Папаша Клапзуба переминался и почесывал затылок.

— Их людоедское величество, пан король, не извольте гневаться, но я хотел бы знать, что будет на ужин?

— Гм, Биримаратаоа делать большой пир. Белы братья делать сидеть с Биримаратаоа. Биримаратаоа делать радоваться, Биримаратаоа есть великий.

— Понятно, но я хотел бы знать, что нам подадут?

— Что делать подадут? Жареный полузащитник. Биримаратаоа есть великий.

Папаша Клапзуба часто заморгал, сыновья его слегка побледнели. Но старик продолжал разговор:

— Их людоедское величество, пан король, у меня есть небольшая просьба. Мы боролись по-вашему, позвольте нам отметить победу по-своему — простым торжественным бегом. Мы его начнем, когда ваши люди вернутся.

Биримаратаоа, великий вождь, кивнул. Из леса доносились отдаленные тревожные возгласы. Это народ Биримаратаоа преследовал проигравших. Клапзубовцы с ужасом вспомнили об их замыслах. В то время как черные зрители постепенно возвращались, папаша Клапзуба наклонился к Гонзе.

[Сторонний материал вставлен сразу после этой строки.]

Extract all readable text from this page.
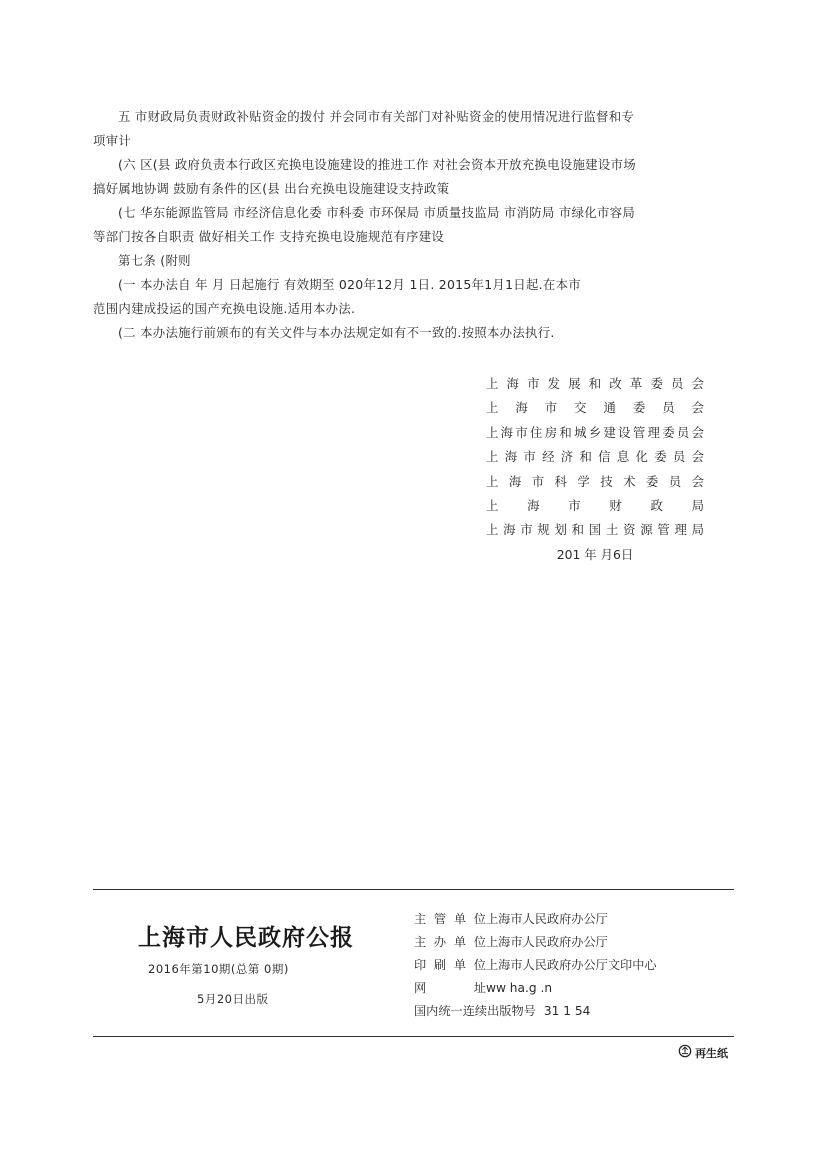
五 市财政局负责财政补贴资金的拨付 并会同市有关部门对补贴资金的使用情况进行监督和专
项审计
(六 区(县 政府负责本行政区充换电设施建设的推进工作 对社会资本开放充换电设施建设市场
搞好属地协调 鼓励有条件的区(县 出台充换电设施建设支持政策
(七 华东能源监管局 市经济信息化委 市科委 市环保局 市质量技监局 市消防局 市绿化市容局
等部门按各自职责 做好相关工作 支持充换电设施规范有序建设
第七条 (附则
(一 本办法自 年 月 日起施行 有效期至 020年12月 1日. 2015年1月1日起.在本市
范围内建成投运的国产充换电设施.适用本办法.
(二 本办法施行前颁布的有关文件与本办法规定如有不一致的.按照本办法执行.
上海市发展和改革委员会
上海市交通委员会
上海市住房和城乡建设管理委员会
上海市经济和信息化委员会
上海市科学技术委员会
上海市财政局
上海市规划和国土资源管理局
201 年 月6日
上海市人民政府公报
2016年第10期(总第 0期)
5月20日出版
主管单位上海市人民政府办公厅
主办单位上海市人民政府办公厅
印刷单位上海市人民政府办公厅文印中心
网 址ww ha.g .n
国内统一连续出版物号 31 1 54
再生纸
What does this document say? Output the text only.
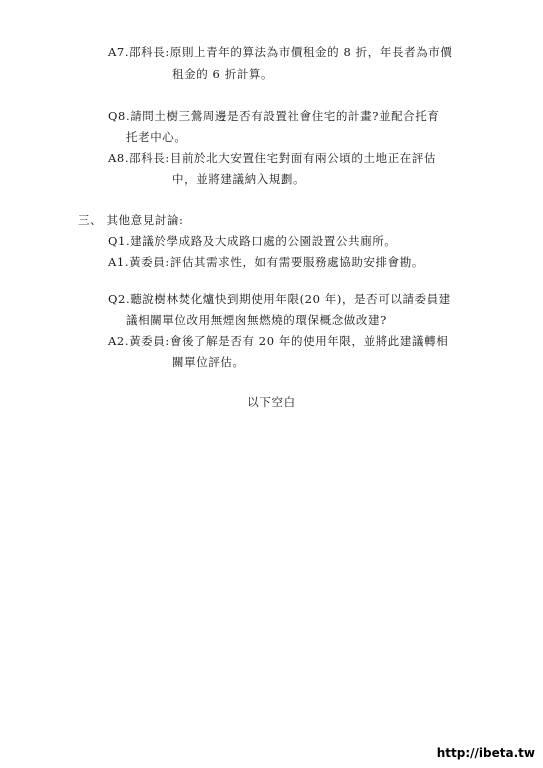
A7.邵科長:原則上青年的算法為市價租金的 8 折，年長者為市價
租金的 6 折計算。
Q8.請問土樹三鶯周邊是否有設置社會住宅的計畫?並配合托育
托老中心。
A8.邵科長:目前於北大安置住宅對面有兩公頃的土地正在評估
中，並將建議納入規劃。
三、 其他意見討論:
Q1.建議於學成路及大成路口處的公園設置公共廁所。
A1.黃委員:評估其需求性，如有需要服務處協助安排會勘。
Q2.聽說樹林焚化爐快到期使用年限(20 年)，是否可以請委員建
議相關單位改用無煙囪無燃燒的環保概念做改建?
A2.黃委員:會後了解是否有 20 年的使用年限，並將此建議轉相
關單位評估。
以下空白
http://ibeta.tw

— Когда вы вышли из хижины,— незаметно шепнул он,— я унес все наши вещи к одинокой пальме за поселком. К ней мы и направим торжественный бег. Побежим тремя четверками, ты будешь в первой. Как только выбежим из поселка, вырвись вперед и собери все вещи. Думаю, что за нами тебя не будет видно. Побежим не спеша к опушке леса, возвращаться не станем, а свернем влево и пересечем лес. И тогда дадим ходу, понимаешь?

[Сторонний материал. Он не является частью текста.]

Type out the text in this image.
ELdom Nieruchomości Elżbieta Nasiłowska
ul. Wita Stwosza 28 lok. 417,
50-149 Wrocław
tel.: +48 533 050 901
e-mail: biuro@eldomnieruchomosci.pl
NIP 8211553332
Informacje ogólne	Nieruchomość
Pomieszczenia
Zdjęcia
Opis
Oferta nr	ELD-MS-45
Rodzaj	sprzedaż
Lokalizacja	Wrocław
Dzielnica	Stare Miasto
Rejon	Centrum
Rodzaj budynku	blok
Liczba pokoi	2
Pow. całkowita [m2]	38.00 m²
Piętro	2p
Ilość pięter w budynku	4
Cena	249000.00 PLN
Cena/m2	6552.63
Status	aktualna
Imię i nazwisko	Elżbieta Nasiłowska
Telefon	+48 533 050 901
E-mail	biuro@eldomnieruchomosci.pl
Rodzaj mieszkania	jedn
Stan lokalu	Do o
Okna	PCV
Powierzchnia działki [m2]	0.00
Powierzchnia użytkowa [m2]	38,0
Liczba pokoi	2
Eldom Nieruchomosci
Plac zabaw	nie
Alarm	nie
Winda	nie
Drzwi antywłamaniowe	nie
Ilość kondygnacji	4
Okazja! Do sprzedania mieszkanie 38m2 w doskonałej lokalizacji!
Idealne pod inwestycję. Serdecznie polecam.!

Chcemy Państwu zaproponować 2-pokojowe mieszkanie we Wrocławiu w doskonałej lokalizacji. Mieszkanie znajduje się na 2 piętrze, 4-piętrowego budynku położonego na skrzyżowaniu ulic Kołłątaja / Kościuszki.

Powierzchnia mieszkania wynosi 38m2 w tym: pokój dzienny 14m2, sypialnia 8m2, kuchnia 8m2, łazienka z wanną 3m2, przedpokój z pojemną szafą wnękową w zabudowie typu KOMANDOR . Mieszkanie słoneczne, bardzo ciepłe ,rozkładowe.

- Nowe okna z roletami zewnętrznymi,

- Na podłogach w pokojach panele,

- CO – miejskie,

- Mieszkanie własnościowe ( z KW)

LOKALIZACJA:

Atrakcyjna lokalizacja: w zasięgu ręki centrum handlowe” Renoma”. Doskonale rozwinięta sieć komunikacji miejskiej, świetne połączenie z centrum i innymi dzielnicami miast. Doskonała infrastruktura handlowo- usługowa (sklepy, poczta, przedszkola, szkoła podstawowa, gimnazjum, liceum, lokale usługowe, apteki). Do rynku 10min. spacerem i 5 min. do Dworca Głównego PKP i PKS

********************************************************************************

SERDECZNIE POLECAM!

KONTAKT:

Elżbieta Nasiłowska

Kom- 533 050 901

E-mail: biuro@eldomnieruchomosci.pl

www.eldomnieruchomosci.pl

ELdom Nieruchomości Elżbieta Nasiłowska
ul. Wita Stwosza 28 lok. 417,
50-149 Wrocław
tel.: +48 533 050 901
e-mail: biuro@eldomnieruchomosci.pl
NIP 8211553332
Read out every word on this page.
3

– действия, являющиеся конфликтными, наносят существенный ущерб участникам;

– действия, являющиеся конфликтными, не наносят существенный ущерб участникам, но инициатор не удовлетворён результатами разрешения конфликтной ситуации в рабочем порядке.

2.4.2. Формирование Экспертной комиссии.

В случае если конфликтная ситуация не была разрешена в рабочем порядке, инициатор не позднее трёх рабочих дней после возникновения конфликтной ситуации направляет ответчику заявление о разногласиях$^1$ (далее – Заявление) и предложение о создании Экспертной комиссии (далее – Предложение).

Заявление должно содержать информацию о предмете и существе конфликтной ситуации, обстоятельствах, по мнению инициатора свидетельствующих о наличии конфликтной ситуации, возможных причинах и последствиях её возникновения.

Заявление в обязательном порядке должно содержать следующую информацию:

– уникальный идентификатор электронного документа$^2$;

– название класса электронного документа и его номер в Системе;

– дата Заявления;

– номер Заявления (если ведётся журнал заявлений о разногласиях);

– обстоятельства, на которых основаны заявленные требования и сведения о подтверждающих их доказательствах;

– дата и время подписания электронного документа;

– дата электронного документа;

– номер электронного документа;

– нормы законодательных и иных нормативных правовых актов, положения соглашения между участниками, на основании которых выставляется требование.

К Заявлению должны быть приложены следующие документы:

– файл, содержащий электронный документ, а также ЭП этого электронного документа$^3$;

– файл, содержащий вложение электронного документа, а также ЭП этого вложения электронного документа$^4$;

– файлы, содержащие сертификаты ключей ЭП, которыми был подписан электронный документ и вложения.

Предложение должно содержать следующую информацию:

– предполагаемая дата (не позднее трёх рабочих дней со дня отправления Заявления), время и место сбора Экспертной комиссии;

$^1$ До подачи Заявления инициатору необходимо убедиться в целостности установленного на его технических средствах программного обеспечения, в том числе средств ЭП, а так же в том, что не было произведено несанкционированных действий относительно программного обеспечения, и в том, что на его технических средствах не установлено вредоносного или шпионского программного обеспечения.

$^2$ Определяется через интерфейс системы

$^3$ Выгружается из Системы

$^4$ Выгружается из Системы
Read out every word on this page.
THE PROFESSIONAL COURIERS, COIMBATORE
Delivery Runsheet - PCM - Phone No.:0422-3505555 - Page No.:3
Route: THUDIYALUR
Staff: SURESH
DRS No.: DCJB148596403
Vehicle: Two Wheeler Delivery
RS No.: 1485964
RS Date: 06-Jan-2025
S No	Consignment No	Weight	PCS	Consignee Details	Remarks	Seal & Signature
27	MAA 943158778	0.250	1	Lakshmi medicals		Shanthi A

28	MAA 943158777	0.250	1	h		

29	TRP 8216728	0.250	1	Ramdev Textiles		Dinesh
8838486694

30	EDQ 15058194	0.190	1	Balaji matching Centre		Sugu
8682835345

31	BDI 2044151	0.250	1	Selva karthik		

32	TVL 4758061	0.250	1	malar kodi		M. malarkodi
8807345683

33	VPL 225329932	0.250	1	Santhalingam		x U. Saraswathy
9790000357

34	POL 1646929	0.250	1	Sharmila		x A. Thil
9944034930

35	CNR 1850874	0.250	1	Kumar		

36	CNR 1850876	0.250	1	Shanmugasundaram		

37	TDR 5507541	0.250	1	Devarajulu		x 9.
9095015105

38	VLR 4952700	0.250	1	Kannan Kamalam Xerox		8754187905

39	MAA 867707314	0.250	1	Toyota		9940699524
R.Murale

Гонза все понял и украдкой оповестил братьев. Народ большей частью уже вернулся. Папаша Клапзуба попросил разрешения начать торжественный бег. Биримаратаоа звякнул ключами. Ребята выстроились возле отца и побежали мелкой рысцой, держась с достоинством и распевая припев своего гимна.

Когда они выбежали из поселка, Гонза всех обогнал и подождал их у пальмы, куда они вскоре прибежали. Он с ног до головы был обвешан сумками. Клапзубовцы продолжали свой неторопливый бег, но, достигнув леса, припустили во всю прыть.

— Влево к ручью и вдоль него вниз! Черт возьми, команда! Бегите, как на соревновании стометровки!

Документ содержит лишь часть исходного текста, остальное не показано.